Imaging center firms simply won’t be able to function profitably under the new rates, according to Leon Maraist, chief operating officer of USDL.

“HCFA went to the American Medical Association to do a survey, but instead of asking AMA to survey imaging centers, the agency asked AMA to survey radiology offices,” Maraist said. “The rates came out, and HCFA came up with $58 per hour to run a radiology practice. But when we hired the same company (AMA) hired, and asked them to do a survey on imaging centers, they came up with $402 an hour to run an imaging center.”

Some market observers warn that the cuts proposed by the June 5 rule could drastically reduce patients’ access to basic radiography: If independent centers are unable to survive, imaging costs could increase as competition thins and the market begins to shift to more economically viable imaging modalities such as MRI and CT.

Hospitals’ payments cut. On Sept. 8, HCFA proposed rules that would affect the other half of the outpatient equation: hospital-based imaging facilities. The notice establishes a fee schedule for the technical side of hospital-based imaging services, and hospitals will be reimbursed under the APC schedule. The rule also proposes eventual reductions in the amount patients copay for procedures. Instead of paying a fee percentage based on the hospital’s bill—which may be more than the Medicare reimbursement rate—patients will eventually be required to pay only a percentage of the set Medicare rate.
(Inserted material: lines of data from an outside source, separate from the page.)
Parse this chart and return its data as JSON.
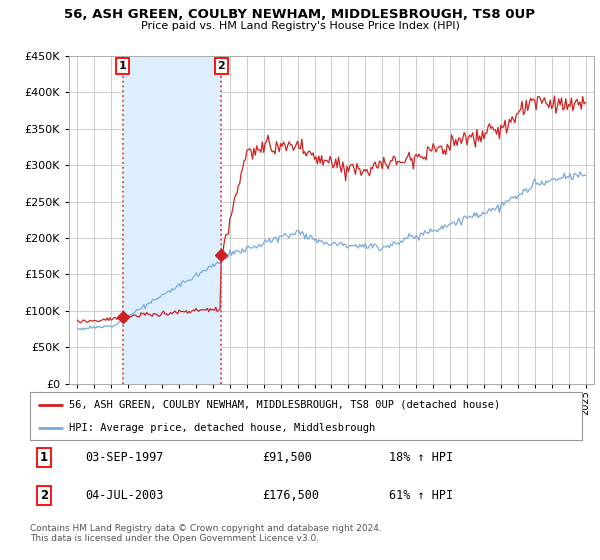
{
  "title1": "56, ASH GREEN, COULBY NEWHAM, MIDDLESBROUGH, TS8 0UP",
  "title2": "Price paid vs. HM Land Registry's House Price Index (HPI)",
  "legend1": "56, ASH GREEN, COULBY NEWHAM, MIDDLESBROUGH, TS8 0UP (detached house)",
  "legend2": "HPI: Average price, detached house, Middlesbrough",
  "annotation1_date": "03-SEP-1997",
  "annotation1_price": "£91,500",
  "annotation1_hpi": "18% ↑ HPI",
  "annotation2_date": "04-JUL-2003",
  "annotation2_price": "£176,500",
  "annotation2_hpi": "61% ↑ HPI",
  "footer": "Contains HM Land Registry data © Crown copyright and database right 2024.\nThis data is licensed under the Open Government Licence v3.0.",
  "sale1_year": 1997.67,
  "sale1_price": 91500,
  "sale2_year": 2003.5,
  "sale2_price": 176500,
  "red_color": "#cc2222",
  "blue_color": "#7aaadd",
  "shade_color": "#ddeeff",
  "dashed_color": "#dd4444",
  "bg_color": "#ffffff",
  "grid_color": "#cccccc",
  "ylim_min": 0,
  "ylim_max": 450000,
  "xlim_min": 1994.5,
  "xlim_max": 2025.5,
  "n_points": 361,
  "year_start": 1995,
  "year_end": 2025
}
HCFA expects the regulation to go into effect in 2000, and is accepting comments on the rule through Nov. 9.

As with the June 5 regulation, industry experts express dismay over the proposed payment rates, claiming that the new rates will prove financially insupportable to hospital-based outpatient centers. For example, the Sept. 8 rule states that the total allowance for an MRI exam will be $403. In initial stages of implementation, patients will be expected to pay $250, with Medicare picking up the remaining $153. Although HCFA expects these payment percentages to shift over time, so that Medicare will eventually pay 80% of the $403 and patients will pay 20%, the immediate effect of the schedule will be to place increased financial burden on hospitals, according to Dianne Millman, legal counsel for NCQDIS. And if hospitals decide they don’t want to charge patients more for imaging procedures to make up for operating cost deficits, they may choose to spin off their imaging services to freestanding centers in order to receive payment for services under the physician fee schedule.

Although increased hospital outsourcing may spur growth of independent imaging centers, the strategy is bound to backfire as these centers struggle with deep technical component cuts.
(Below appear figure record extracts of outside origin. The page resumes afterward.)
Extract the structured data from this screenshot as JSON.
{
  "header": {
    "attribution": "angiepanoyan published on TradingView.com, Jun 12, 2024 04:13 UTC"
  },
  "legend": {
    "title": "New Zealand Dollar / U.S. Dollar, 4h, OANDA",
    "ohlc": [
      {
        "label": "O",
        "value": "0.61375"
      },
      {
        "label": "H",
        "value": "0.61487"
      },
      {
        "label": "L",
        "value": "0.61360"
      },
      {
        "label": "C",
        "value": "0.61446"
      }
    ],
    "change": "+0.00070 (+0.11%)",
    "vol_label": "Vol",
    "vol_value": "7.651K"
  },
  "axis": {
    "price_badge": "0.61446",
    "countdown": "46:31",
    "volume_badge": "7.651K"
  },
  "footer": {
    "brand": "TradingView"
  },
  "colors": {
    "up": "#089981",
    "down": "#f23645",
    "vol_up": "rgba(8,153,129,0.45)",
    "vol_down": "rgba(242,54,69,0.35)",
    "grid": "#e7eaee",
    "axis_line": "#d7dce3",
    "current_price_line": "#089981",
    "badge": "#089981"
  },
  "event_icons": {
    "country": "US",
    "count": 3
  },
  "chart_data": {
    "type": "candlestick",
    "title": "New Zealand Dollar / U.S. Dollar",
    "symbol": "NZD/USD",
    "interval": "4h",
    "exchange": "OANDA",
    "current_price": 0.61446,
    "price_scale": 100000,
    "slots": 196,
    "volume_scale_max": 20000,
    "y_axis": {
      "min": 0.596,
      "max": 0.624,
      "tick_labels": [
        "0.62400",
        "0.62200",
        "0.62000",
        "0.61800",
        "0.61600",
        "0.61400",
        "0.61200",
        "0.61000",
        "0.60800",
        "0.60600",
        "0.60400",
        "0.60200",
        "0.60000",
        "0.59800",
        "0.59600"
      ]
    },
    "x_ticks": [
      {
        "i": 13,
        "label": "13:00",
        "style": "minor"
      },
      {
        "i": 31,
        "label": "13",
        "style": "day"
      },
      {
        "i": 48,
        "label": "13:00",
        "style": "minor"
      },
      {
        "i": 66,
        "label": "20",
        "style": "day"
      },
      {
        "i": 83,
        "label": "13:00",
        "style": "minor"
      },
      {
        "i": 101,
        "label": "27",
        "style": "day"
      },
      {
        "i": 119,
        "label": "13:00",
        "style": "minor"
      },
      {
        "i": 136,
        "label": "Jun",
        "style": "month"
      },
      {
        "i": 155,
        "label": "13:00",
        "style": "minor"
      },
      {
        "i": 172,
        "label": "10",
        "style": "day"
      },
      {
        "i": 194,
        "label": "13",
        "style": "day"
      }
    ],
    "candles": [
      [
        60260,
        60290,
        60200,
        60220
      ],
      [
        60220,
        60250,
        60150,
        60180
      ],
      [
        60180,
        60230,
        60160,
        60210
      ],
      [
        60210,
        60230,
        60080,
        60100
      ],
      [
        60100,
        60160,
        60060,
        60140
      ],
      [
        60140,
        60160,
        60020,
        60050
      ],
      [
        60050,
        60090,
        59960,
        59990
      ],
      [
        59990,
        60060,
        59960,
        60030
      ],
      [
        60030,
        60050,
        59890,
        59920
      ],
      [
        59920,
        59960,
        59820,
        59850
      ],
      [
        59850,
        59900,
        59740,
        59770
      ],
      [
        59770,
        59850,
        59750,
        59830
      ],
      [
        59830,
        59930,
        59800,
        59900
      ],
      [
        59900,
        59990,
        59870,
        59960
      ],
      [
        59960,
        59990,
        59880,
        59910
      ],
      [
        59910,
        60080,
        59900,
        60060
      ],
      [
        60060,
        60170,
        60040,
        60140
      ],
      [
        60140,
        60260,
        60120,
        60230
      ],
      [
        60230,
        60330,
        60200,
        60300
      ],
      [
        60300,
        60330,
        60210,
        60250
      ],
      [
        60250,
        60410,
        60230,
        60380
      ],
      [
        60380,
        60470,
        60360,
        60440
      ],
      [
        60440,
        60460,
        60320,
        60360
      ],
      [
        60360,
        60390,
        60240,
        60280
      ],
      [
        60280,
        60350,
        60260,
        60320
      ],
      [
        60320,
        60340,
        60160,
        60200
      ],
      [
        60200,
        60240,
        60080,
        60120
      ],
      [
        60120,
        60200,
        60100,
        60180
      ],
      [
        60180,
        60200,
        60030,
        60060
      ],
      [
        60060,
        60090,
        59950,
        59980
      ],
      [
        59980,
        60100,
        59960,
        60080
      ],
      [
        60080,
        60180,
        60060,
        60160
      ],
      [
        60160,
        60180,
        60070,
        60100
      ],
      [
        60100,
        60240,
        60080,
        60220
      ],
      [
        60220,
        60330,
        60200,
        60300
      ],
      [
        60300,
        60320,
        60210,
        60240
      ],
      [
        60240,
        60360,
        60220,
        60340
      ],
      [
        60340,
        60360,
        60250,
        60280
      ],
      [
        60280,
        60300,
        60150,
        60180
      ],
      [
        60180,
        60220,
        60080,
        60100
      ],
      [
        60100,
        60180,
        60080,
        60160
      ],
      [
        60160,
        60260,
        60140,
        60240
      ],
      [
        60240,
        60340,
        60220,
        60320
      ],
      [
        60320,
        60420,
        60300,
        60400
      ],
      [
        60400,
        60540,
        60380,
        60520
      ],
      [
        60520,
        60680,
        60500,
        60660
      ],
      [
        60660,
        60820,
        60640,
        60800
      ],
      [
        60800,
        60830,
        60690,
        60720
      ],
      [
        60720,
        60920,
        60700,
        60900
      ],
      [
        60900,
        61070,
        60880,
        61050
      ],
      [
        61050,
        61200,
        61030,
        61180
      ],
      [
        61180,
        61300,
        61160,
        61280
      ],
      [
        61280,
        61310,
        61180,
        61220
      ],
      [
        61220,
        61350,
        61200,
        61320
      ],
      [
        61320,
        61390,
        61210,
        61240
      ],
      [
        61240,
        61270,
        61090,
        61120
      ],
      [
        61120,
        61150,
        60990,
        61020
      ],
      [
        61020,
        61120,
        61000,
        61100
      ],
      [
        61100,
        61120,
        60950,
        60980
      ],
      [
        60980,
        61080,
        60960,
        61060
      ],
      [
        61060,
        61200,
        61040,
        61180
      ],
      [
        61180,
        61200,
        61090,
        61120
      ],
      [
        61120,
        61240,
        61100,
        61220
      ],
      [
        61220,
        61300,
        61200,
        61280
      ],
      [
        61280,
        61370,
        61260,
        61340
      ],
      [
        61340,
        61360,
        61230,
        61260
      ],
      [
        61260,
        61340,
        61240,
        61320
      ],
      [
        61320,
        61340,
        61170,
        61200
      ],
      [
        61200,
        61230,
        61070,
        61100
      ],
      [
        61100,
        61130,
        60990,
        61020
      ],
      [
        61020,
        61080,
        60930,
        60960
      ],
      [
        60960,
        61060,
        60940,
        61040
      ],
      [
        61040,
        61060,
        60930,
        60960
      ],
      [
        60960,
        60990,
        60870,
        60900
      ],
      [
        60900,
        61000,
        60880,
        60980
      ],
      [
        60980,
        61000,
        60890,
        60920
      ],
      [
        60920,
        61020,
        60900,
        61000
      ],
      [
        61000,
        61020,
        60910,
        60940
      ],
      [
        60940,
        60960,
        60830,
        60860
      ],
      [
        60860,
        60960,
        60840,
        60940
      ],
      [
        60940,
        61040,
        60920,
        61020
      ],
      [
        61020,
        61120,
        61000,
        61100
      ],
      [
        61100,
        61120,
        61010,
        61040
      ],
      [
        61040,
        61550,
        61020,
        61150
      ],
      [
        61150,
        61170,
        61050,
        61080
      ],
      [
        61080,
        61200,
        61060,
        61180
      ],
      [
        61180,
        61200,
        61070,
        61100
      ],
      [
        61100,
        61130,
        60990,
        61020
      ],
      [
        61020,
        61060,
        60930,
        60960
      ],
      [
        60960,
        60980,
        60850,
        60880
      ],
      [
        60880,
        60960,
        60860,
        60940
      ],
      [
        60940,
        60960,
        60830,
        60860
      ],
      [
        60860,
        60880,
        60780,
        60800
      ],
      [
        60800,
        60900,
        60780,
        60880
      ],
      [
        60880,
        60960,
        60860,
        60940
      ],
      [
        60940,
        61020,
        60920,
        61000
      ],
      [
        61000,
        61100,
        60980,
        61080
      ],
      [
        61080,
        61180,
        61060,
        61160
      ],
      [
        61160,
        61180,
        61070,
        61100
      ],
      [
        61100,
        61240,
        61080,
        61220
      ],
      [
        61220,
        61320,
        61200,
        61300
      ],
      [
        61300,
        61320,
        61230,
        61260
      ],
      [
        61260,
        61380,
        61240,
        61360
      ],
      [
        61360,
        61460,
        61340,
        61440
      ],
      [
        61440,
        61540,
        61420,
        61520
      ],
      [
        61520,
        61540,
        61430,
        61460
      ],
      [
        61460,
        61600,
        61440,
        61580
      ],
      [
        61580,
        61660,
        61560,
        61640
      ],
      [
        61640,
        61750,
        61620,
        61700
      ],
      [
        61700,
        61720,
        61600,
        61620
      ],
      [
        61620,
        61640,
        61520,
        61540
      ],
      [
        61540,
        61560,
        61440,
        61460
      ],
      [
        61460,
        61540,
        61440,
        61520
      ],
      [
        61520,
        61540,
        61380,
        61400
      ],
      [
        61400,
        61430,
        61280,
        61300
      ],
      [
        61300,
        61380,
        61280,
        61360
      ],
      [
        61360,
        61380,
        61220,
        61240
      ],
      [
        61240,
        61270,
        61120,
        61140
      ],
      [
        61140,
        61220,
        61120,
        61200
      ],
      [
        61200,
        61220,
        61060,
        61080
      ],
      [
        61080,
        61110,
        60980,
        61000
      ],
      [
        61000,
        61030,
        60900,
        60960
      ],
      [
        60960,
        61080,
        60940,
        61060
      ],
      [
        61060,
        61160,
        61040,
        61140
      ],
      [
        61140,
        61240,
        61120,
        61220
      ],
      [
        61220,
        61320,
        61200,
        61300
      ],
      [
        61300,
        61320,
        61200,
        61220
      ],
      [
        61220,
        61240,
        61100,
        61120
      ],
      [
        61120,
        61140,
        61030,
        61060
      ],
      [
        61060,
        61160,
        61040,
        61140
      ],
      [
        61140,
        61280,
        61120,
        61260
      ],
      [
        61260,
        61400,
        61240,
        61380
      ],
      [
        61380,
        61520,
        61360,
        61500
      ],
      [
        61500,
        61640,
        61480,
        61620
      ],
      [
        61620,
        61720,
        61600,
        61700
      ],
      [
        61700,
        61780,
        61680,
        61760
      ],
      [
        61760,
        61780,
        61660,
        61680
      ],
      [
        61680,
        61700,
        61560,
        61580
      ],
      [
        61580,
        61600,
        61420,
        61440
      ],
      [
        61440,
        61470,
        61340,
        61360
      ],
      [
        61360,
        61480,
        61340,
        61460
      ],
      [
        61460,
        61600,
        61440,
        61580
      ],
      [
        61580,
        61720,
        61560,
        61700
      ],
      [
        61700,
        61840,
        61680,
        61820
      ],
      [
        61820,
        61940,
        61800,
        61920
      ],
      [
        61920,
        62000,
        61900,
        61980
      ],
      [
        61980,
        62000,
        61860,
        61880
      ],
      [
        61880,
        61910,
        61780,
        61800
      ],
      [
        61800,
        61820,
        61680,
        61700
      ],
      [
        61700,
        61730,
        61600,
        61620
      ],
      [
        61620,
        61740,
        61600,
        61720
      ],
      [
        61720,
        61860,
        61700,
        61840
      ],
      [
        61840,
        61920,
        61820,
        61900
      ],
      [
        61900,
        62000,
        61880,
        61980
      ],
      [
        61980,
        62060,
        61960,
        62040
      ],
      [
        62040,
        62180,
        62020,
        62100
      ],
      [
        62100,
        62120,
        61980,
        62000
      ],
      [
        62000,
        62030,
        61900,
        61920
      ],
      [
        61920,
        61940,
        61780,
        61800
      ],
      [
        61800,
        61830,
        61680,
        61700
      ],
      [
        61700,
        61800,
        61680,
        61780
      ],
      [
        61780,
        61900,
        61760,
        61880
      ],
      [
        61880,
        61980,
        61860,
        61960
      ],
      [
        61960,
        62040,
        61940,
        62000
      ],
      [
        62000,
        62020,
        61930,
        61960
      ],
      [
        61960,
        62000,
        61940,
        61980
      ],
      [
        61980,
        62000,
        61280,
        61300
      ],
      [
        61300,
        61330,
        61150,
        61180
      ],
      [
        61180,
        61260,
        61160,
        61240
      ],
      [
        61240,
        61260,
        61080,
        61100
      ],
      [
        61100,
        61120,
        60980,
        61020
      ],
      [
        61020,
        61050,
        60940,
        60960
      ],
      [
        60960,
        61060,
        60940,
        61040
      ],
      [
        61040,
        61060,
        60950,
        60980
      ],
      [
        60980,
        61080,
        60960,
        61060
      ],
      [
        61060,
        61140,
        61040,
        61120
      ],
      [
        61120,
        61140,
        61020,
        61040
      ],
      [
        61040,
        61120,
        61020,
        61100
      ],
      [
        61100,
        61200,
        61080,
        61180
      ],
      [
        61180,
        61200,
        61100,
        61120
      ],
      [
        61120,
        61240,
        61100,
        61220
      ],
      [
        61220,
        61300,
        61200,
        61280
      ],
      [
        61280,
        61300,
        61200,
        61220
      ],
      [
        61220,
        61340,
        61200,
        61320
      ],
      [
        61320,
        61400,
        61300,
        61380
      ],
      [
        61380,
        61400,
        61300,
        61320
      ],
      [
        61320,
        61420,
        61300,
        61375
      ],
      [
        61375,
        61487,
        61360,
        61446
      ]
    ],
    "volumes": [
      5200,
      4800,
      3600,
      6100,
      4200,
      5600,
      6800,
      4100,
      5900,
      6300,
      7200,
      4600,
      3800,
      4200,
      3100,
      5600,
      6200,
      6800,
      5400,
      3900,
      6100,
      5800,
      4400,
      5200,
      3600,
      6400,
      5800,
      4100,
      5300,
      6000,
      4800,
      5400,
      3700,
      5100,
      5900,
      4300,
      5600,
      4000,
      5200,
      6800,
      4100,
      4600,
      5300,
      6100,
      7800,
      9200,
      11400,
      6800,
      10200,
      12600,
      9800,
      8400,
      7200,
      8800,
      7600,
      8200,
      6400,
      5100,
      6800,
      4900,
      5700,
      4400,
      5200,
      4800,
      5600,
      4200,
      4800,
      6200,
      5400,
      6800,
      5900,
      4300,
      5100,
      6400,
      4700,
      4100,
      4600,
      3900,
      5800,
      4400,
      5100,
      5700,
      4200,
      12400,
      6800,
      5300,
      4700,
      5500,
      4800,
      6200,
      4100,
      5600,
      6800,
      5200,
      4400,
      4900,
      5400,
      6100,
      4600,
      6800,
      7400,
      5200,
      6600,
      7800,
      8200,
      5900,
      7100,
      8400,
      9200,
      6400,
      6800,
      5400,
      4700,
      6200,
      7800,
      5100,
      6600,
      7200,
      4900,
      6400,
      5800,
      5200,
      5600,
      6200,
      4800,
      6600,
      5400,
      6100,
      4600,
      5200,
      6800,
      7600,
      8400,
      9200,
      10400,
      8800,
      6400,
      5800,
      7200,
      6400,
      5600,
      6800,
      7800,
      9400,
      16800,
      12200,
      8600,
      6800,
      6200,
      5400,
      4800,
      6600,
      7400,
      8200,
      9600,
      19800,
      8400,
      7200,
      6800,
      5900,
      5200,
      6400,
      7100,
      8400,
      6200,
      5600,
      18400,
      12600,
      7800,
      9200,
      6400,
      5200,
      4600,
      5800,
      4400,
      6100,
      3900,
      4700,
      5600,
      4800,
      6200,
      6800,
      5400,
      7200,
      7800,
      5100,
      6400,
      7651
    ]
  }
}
“In the short term, freestanding facilities may benefit from inadequate APC amounts paid to hospitals—they might get more business,” Millman said. “But in the long term, freestanding facilities better watch out, because what’s hitting the hospitals is going to hit them. It’s in their best interest to make sure everyone is paid adequately for these services.”

Overall, the two HCFA rules are part of a strategy to move Medicare’s payment base from a fee-for-service method to bundled reimbursements, according to Thomas Greeson, a healthcare attorney at Hazel & Thomas in Falls Church, VA.
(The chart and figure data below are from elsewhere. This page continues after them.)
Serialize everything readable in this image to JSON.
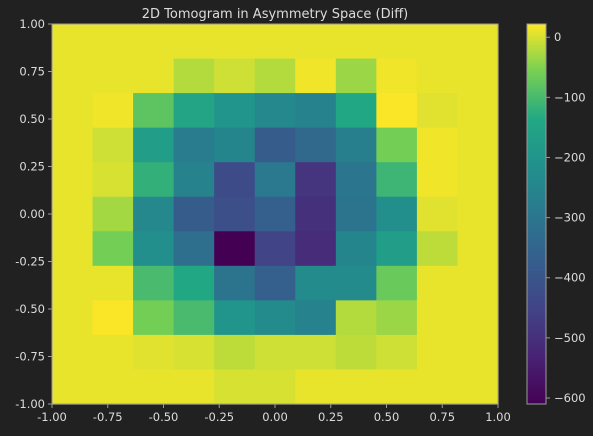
{
  "chart_data": {
    "type": "heatmap",
    "title": "2D Tomogram in Asymmetry Space (Diff)",
    "xlabel": "",
    "ylabel": "",
    "xlim": [
      -1.0,
      1.0
    ],
    "ylim": [
      -1.0,
      1.0
    ],
    "x_ticks": [
      "-1.00",
      "-0.75",
      "-0.50",
      "-0.25",
      "0.00",
      "0.25",
      "0.50",
      "0.75",
      "1.00"
    ],
    "y_ticks": [
      "1.00",
      "0.75",
      "0.50",
      "0.25",
      "0.00",
      "-0.25",
      "-0.50",
      "-0.75",
      "-1.00"
    ],
    "grid": false,
    "colormap": "viridis",
    "clim": [
      -610,
      22
    ],
    "colorbar_ticks": [
      "0",
      "−100",
      "−200",
      "−300",
      "−400",
      "−500",
      "−600"
    ],
    "colorbar_tick_values": [
      0,
      -100,
      -200,
      -300,
      -400,
      -500,
      -600
    ],
    "rows_top_to_bottom": [
      [
        10,
        10,
        10,
        10,
        10,
        10,
        10,
        10,
        10,
        10,
        10
      ],
      [
        10,
        10,
        10,
        -20,
        -5,
        -20,
        15,
        -35,
        15,
        10,
        10
      ],
      [
        10,
        15,
        -80,
        -150,
        -200,
        -240,
        -260,
        -140,
        20,
        5,
        10
      ],
      [
        10,
        -5,
        -170,
        -280,
        -250,
        -380,
        -340,
        -270,
        -60,
        15,
        10
      ],
      [
        10,
        0,
        -120,
        -260,
        -430,
        -290,
        -490,
        -300,
        -110,
        15,
        10
      ],
      [
        10,
        -30,
        -240,
        -380,
        -420,
        -370,
        -500,
        -310,
        -220,
        5,
        10
      ],
      [
        10,
        -60,
        -220,
        -320,
        -610,
        -450,
        -510,
        -250,
        -170,
        -15,
        10
      ],
      [
        10,
        10,
        -100,
        -140,
        -310,
        -370,
        -230,
        -230,
        -70,
        10,
        10
      ],
      [
        10,
        20,
        -60,
        -100,
        -200,
        -230,
        -260,
        -20,
        -35,
        10,
        10
      ],
      [
        10,
        10,
        5,
        0,
        -15,
        -5,
        -5,
        -15,
        -5,
        10,
        10
      ],
      [
        10,
        10,
        10,
        10,
        0,
        0,
        10,
        10,
        10,
        10,
        10
      ]
    ]
  }
}
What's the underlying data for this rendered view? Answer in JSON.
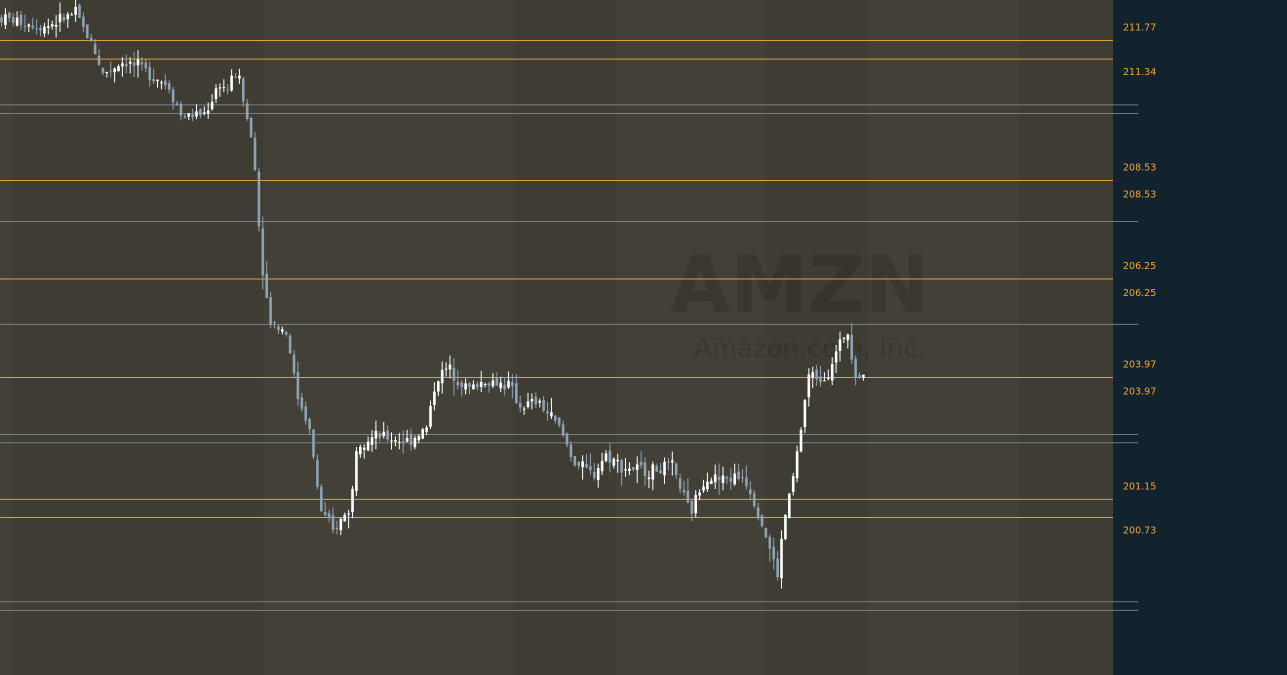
{
  "watermark": {
    "ticker": "AMZN",
    "company": "Amazon.com, Inc."
  },
  "colors": {
    "background": "#13222f",
    "session_light": "#243443",
    "zone_tan": "#4a4434",
    "level_orange": "#e8a53a",
    "level_gray": "#8c96a0",
    "candle_up": "#ffffff",
    "candle_down": "#8ea2b2",
    "label_orange": "#f0a830"
  },
  "chart_data": {
    "type": "candlestick",
    "symbol": "AMZN",
    "ylim": [
      198.2,
      212.5
    ],
    "price_labels": [
      "211.77",
      "211.34",
      "208.53",
      "208.53",
      "206.25",
      "206.25",
      "203.97",
      "203.97",
      "201.15",
      "200.73"
    ],
    "levels": [
      {
        "price": 211.77,
        "kind": "orange",
        "labeled": true
      },
      {
        "price": 211.34,
        "kind": "orange",
        "labeled": true
      },
      {
        "price": 210.28,
        "kind": "gray",
        "labeled": false
      },
      {
        "price": 210.08,
        "kind": "gray",
        "labeled": false
      },
      {
        "price": 208.53,
        "kind": "orange",
        "labeled": true
      },
      {
        "price": 207.58,
        "kind": "gray",
        "labeled": false
      },
      {
        "price": 206.25,
        "kind": "orange",
        "labeled": true
      },
      {
        "price": 205.2,
        "kind": "gray",
        "labeled": false
      },
      {
        "price": 203.97,
        "kind": "orange",
        "labeled": true
      },
      {
        "price": 202.65,
        "kind": "gray",
        "labeled": false
      },
      {
        "price": 202.46,
        "kind": "gray",
        "labeled": false
      },
      {
        "price": 201.15,
        "kind": "orange",
        "labeled": true
      },
      {
        "price": 200.73,
        "kind": "orange",
        "labeled": true
      },
      {
        "price": 198.78,
        "kind": "gray",
        "labeled": false
      },
      {
        "price": 198.58,
        "kind": "gray",
        "labeled": false
      }
    ],
    "zones": [
      {
        "from": 211.77,
        "to": 200.73,
        "kind": "tan"
      }
    ],
    "sessions": [
      {
        "from": 0,
        "to": 0.08,
        "shade": "light"
      },
      {
        "from": 0.08,
        "to": 1.74,
        "shade": "dark"
      },
      {
        "from": 1.74,
        "to": 3.39,
        "shade": "light"
      },
      {
        "from": 3.39,
        "to": 4.07,
        "shade": "dark"
      },
      {
        "from": 4.07,
        "to": 5.06,
        "shade": "light"
      },
      {
        "from": 5.06,
        "to": 5.74,
        "shade": "dark"
      },
      {
        "from": 5.74,
        "to": 6.73,
        "shade": "light"
      },
      {
        "from": 6.73,
        "to": 7.39,
        "shade": "dark"
      }
    ],
    "close_path": [
      [
        0.0,
        212.3
      ],
      [
        0.3,
        212.1
      ],
      [
        0.5,
        212.4
      ],
      [
        0.62,
        211.6
      ],
      [
        0.68,
        211.0
      ],
      [
        0.82,
        211.3
      ],
      [
        1.0,
        211.0
      ],
      [
        1.12,
        210.7
      ],
      [
        1.2,
        210.0
      ],
      [
        1.36,
        210.1
      ],
      [
        1.45,
        210.8
      ],
      [
        1.5,
        210.6
      ],
      [
        1.57,
        211.1
      ],
      [
        1.6,
        210.5
      ],
      [
        1.68,
        209.2
      ],
      [
        1.72,
        207.0
      ],
      [
        1.78,
        205.3
      ],
      [
        1.9,
        205.0
      ],
      [
        1.96,
        203.6
      ],
      [
        2.04,
        202.9
      ],
      [
        2.12,
        200.9
      ],
      [
        2.2,
        200.4
      ],
      [
        2.32,
        201.0
      ],
      [
        2.36,
        202.5
      ],
      [
        2.5,
        202.6
      ],
      [
        2.7,
        202.5
      ],
      [
        2.82,
        202.8
      ],
      [
        2.88,
        203.9
      ],
      [
        2.96,
        204.2
      ],
      [
        3.1,
        203.7
      ],
      [
        3.2,
        203.9
      ],
      [
        3.36,
        203.8
      ],
      [
        3.44,
        203.3
      ],
      [
        3.56,
        203.4
      ],
      [
        3.7,
        202.8
      ],
      [
        3.8,
        202.0
      ],
      [
        3.92,
        201.7
      ],
      [
        4.0,
        202.2
      ],
      [
        4.12,
        201.9
      ],
      [
        4.28,
        201.8
      ],
      [
        4.44,
        201.9
      ],
      [
        4.5,
        201.4
      ],
      [
        4.56,
        200.8
      ],
      [
        4.66,
        201.7
      ],
      [
        4.76,
        201.6
      ],
      [
        4.92,
        201.7
      ],
      [
        5.0,
        201.0
      ],
      [
        5.08,
        200.1
      ],
      [
        5.14,
        199.4
      ],
      [
        5.18,
        200.6
      ],
      [
        5.24,
        201.6
      ],
      [
        5.3,
        202.9
      ],
      [
        5.34,
        204.0
      ],
      [
        5.46,
        204.0
      ],
      [
        5.56,
        204.8
      ],
      [
        5.6,
        205.1
      ],
      [
        5.66,
        204.0
      ],
      [
        5.72,
        204.1
      ]
    ]
  }
}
“Medicare is clearly trying to move its payment base into methodologies where they will make global reimbursements rather than fee-for-service procedural reimbursements,” he said. “(The Sept. 8 rule) will encourage hospitals to be more efficient in their provision of outpatient services—they’re going to try to encourage the movement to freestanding facilities. But at the same time HCFA is encouraging that move, it’s also significantly reducing the amount of legitimate payments to freestanding facilities.”